The seeds of racial justice in Birmingham, Alabama

According to King, Birmingham, Alabama, was probably “the most thoroughly segregated city in the United States” and his “Birmingham campaign”, a model of non-violent direct- action protest organized by the Southern Christian Leadership Conference in 1963, drew the country’s attention to the hardships and brutality faced by Black citizens there. In April, King was jailed for two weeks, and on his release the city's Black youth redoubled their insurgency. After a few verses of I Woke Up With My Mind Stayed on Freedom, they burst through the doors of the 16th Street Baptist Church and faced down vicious dogs and fire hoses. Within days, an agreement was forged to desegregate the city. The nation had begun its stagger toward the March on Washington, King's I Have a Dream speech, and the Civil Rights Act of 1964.

The 16th Street Baptist Church in Birmingham, Alabama, site of a number of important events in the US Civil Rights Movement.
The 16th Street Baptist Church in Birmingham. Image credit: Getty Images / John Coletti

The city now has its own Civil Rights Heritage Trail, which winds through downtown, marking significant locations along the 1963 Civil Rights march routes, including the 16th Street Baptist Church, which was bombed by the Ku Klux Klan in September 1963, killing four young girls.

Reckoning with the past in Charleston, South Carolina

Established in 1851, the 37-acre McLeod Plantation in Charleston, South Carolina, is rare among former plantations in that it makes no attempt to whitewash history. Charleston, though it was built on slave labor (Sullivan’s Island was the point of entry for an estimated 400,000 enslaved Africans brought to British North America), has started to reckon with its ignominious past, and the International African American Museum is slated to open, on the site of a former slave market, in 2022.

A sculpture of enslaved Africans in chains, at the National Memorial for Peace and Justice in Montgomery, Alabama.
A sculpture at the National Memorial for Peace and Justice in Montgomery. Photo credit: Joe Furey

Commemorating the Underground Railroad

A “center of education and discourse”, the National Underground Railroad Freedom Center, in Cincinnati, Ohio, is located on the banks of the Ohio River, which once separated the slave states of the South from the free states in the North. The museum works to keep alive the stories from the Underground Railroad, the secret network of “conductors” (allies) and “stations” (safe places) by which fugitive slaves made their way towards, they hoped, a measure of liberty.
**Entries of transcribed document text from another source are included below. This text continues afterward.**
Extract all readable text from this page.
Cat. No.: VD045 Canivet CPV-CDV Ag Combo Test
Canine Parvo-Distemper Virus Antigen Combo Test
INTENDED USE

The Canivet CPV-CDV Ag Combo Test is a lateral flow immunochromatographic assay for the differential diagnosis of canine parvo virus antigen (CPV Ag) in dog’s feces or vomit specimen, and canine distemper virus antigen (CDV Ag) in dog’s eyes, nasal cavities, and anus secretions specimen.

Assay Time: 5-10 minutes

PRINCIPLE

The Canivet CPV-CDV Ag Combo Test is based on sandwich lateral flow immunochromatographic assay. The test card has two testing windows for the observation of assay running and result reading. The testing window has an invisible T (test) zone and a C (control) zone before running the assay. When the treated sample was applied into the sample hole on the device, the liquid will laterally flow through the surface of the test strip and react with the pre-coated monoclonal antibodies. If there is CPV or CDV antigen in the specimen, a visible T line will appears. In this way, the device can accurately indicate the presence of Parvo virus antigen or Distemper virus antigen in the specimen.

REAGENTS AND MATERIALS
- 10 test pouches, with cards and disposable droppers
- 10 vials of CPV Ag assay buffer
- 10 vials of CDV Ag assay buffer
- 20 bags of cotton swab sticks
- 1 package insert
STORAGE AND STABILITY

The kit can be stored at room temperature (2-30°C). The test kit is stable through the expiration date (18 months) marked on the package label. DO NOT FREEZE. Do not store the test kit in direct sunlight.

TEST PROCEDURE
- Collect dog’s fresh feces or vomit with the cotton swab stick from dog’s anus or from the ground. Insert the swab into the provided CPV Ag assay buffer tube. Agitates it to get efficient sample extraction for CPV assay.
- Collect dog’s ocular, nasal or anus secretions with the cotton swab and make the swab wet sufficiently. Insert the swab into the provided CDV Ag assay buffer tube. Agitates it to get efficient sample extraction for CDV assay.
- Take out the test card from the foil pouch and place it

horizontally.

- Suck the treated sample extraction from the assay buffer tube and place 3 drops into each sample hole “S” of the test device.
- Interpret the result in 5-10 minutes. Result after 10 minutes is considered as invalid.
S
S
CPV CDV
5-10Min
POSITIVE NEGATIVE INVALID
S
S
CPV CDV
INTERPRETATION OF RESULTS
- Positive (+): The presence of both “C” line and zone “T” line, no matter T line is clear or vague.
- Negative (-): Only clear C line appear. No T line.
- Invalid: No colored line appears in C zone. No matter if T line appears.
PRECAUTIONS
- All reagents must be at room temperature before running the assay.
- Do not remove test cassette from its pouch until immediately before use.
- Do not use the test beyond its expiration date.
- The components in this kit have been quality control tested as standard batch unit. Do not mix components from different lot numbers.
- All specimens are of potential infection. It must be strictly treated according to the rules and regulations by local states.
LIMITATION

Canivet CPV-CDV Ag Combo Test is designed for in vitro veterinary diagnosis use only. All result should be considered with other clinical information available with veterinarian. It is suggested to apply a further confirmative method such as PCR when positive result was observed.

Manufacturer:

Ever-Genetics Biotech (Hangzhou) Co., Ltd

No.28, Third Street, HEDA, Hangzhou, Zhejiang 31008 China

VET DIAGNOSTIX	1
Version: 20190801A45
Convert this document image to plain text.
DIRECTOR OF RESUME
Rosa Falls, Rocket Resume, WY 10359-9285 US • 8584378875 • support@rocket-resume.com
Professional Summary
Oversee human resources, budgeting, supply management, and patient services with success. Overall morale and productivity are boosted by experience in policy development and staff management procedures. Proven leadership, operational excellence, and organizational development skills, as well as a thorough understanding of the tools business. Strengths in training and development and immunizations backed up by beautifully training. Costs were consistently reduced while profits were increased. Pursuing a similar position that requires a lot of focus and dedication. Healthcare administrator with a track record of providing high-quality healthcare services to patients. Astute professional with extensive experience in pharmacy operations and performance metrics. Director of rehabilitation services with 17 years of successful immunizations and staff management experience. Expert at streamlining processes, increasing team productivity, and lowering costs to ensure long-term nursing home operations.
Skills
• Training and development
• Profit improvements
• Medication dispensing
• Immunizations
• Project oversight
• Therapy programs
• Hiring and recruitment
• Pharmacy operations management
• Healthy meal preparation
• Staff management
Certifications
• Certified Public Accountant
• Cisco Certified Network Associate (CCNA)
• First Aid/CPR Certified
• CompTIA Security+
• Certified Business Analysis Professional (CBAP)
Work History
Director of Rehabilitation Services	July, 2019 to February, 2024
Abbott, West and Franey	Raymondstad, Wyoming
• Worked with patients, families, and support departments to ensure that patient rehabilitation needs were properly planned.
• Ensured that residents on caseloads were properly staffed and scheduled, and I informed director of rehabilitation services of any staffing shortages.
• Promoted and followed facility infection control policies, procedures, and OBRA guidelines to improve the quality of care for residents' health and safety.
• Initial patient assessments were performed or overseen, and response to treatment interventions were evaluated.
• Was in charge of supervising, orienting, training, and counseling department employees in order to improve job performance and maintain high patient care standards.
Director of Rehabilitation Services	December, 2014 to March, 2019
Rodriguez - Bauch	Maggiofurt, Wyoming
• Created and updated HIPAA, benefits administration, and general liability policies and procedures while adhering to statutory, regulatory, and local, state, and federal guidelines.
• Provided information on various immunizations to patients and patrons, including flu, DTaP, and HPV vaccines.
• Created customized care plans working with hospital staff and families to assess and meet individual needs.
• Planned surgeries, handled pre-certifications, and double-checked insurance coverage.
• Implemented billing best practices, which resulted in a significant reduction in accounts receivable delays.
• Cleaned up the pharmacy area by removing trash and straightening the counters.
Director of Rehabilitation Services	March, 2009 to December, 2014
Racism in America: not just a Southern problem

I use the word “measure” advisedly. The story of the civil rights movement may be a Southern one, but racial discrimination was, and remains, a nationwide problem, and it behooves us all, not just during Black History Month, to keep this in mind.

Take “sundown towns”. Products of the Great Migration – between 1916 and 1970 six million Black people left the South in search of work – those towns got their name from the threatening signs they erected that warned people of color they wouldn’t be welcome within their city limits after dark (Anna-Jonesboro, Illinois, had such signs on Highway 127 as recently as 1976).

As I learned from my late friend James Loewen – who wrote the definitive book on the subject and had me visiting sundown towns to record interviews and take photographs for his archive – beginning in about 1890 and continuing until 1968, thousands of towns were established across the US for whites only. Many drove out their Black populations and destroyed their communities, then put up the intimidating signs. Others passed ordinances prohibiting African-Americans and other minority groups from owning or renting property.

This policy may have officially ended decades ago, but discrimination is far from over in the United States. Until there is genuine equality of opportunity, the same racial disparities in economic wellbeing that dogged our past will go on to inform our future.

The Civil Rights Trail is a good reminder of both how far we’ve come and how far we have left to go.